[Bug-wget] Vulnerability Report - CRLF Injection in Wget Host Part

2017-03-05 Thread Orange Tsai
Hi

I just found that there is a CRLF Injection in the latest version of Wget
1.19.

Wget uses urlencode to encode CRLF in PATH part but doesn't use in HOST
port. So an attacker can inject arbitrary header in the request.


For example:

# This will fail
$ wget 'http://127.0.0.1/%0d%0Cookie: hi'

GET /%0d%0Cookie:%20hi HTTP/1.1
User-Agent: Wget/1.19 (linux-gnu)
Accept: */*
Accept-Encoding: identity
Host: 127.0.0.1
Connection: Keep-Alive


# This will work
$ wget 'http://127.0.0.1%0d%0aCookie%3a hi%0a/'

GET / HTTP/1.1
User-Agent: Wget/1.19 (linux-gnu)
Accept: */*
Accept-Encoding: identity
Host: [127.0.0.1
*cookie: hi*
]
Connection: Keep-Alive


Wish you aware this, thanks for your reading :)

-- 
- Orange -


Re: [Bug-wget] Vulnerability Report - CRLF Injection in Wget Host Part

2017-03-06 Thread Tim Ruehsen
On Monday, March 6, 2017 3:42:24 AM CET Orange Tsai wrote:
> Hi
> 
> I just found that there is a CRLF Injection in the latest version of Wget
> 1.19.
> 
> Wget uses urlencode to encode CRLF in PATH part but doesn't use in HOST
> port. So an attacker can inject arbitrary header in the request.
> 
> 
> For example:
> 
> # This will fail
> $ wget 'http://127.0.0.1/%0d%0Cookie: hi'
> 
> GET /%0d%0Cookie:%20hi HTTP/1.1
> User-Agent: Wget/1.19 (linux-gnu)
> Accept: */*
> Accept-Encoding: identity
> Host: 127.0.0.1
> Connection: Keep-Alive
> 
> 
> # This will work
> $ wget 'http://127.0.0.1%0d%0aCookie%3a hi%0a/'
> 
> GET / HTTP/1.1
> User-Agent: Wget/1.19 (linux-gnu)
> Accept: */*
> Accept-Encoding: identity
> Host: [127.0.0.1
> *cookie: hi*
> ]
> Connection: Keep-Alive
> 
> 
> Wish you aware this, thanks for your reading :)

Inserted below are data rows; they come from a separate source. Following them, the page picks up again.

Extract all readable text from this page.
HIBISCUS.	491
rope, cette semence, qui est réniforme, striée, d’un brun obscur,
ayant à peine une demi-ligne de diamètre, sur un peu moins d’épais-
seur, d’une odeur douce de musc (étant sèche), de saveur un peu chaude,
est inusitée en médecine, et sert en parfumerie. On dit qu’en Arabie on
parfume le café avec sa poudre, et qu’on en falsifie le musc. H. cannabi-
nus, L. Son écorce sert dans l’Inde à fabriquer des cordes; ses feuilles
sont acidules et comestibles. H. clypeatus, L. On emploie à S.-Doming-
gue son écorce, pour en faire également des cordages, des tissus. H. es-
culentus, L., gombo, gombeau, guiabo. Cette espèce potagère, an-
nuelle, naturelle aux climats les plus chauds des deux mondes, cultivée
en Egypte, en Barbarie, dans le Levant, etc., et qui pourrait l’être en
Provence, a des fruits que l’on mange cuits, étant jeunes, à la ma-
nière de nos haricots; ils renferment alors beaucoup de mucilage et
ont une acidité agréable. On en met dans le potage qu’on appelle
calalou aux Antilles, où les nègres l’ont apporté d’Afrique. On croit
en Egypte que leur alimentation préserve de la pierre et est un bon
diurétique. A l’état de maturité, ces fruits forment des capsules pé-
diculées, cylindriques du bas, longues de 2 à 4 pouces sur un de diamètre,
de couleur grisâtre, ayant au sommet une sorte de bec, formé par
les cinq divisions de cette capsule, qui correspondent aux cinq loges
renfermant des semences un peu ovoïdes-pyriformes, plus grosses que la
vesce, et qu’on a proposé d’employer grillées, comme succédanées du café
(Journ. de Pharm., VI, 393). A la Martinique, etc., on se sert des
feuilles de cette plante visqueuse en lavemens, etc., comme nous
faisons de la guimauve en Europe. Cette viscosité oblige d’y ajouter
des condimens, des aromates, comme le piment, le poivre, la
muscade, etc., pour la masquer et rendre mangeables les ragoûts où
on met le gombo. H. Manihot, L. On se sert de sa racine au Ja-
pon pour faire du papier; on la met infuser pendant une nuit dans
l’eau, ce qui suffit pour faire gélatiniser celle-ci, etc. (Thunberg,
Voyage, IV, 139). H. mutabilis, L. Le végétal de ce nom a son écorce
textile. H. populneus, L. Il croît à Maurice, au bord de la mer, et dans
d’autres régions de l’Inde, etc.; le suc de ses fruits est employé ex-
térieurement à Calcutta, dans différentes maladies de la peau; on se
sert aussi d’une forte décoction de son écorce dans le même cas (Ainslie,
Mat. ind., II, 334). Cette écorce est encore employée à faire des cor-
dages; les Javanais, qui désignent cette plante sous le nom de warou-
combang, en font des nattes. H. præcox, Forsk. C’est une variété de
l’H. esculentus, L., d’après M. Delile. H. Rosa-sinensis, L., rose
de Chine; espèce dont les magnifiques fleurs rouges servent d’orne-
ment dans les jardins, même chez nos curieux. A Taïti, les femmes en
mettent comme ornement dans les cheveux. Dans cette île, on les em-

Thanks, just pushed a commit, not allowing control chars in host part.

Regards, Tim


signature.asc
Description: This is a digitally signed message part.


Re: [Bug-wget] Vulnerability Report - CRLF Injection in Wget Host Part

2017-03-06 Thread Dale R. Worley
Orange Tsai  writes:
> # This will work
> $ wget 'http://127.0.0.1%0d%0aCookie%3a hi%0a/'

Not even considering the effect on headers, it's surprising that wget
doesn't produce an immediate error, since
"127.0.0.1%0d%0aCookie%3a hi%0a" is syntactically invalid as a host
part.  Why doesn't wget's URL parser detect that?  I'm sure the new
patch is an improvement, but it's surprising that the old code didn't
detect that was an invalid URL anyway, since it contains characters that
aren't permitted in those locations.

Dale



Re: [Bug-wget] Vulnerability Report - CRLF Injection in Wget Host Part

2017-03-06 Thread Eli Zaretskii
> From: Tim Ruehsen 
> Date: Mon, 06 Mar 2017 10:17:25 +0100
> Cc: Orange Tsai 
> 
> Thanks, just pushed a commit, not allowing control chars in host part.

Hmm... is it really enough to reject only ASCII control characters?
Maybe we should also reject control characters from other Unicode
ranges?  Just a thought.



Re: [Bug-wget] Vulnerability Report - CRLF Injection in Wget Host Part

2017-03-06 Thread Orange Tsai
I am surprise that `http://u...@evil.com:8...@good.com` will connect to `
evil.com`, not `good.com`.
Most of URL parser will recognize `good.com` is host part. Like this
advisory, https://curl.haxx.se/docs/adv_20161102J.html
It seem more dangerous if a developer still rely on the result of parse URL
than my original report.

Some testing:
$ python try.py 'http://user@127.3.3.3:80@127.2.2.2/x'

Python scheme=http, host=user@127.3.3.3:80@127.2.2.2, port=
PHP scheme=http, host=127.2.2.2, port=
Perl scheme=http, host=127.2.2.2, port=80
Ruby2 scheme=http, host=127.2.2.2, port=
GO scheme=http, host=127.2.2.2, port=
Java scheme=http, host=, port=-1
JS scheme=http, host=127.2.2.2, port=null



But it seems also the same root cause and fixed at this patch. :)
By the way, would you mind that allocating a CVE-ID to address this?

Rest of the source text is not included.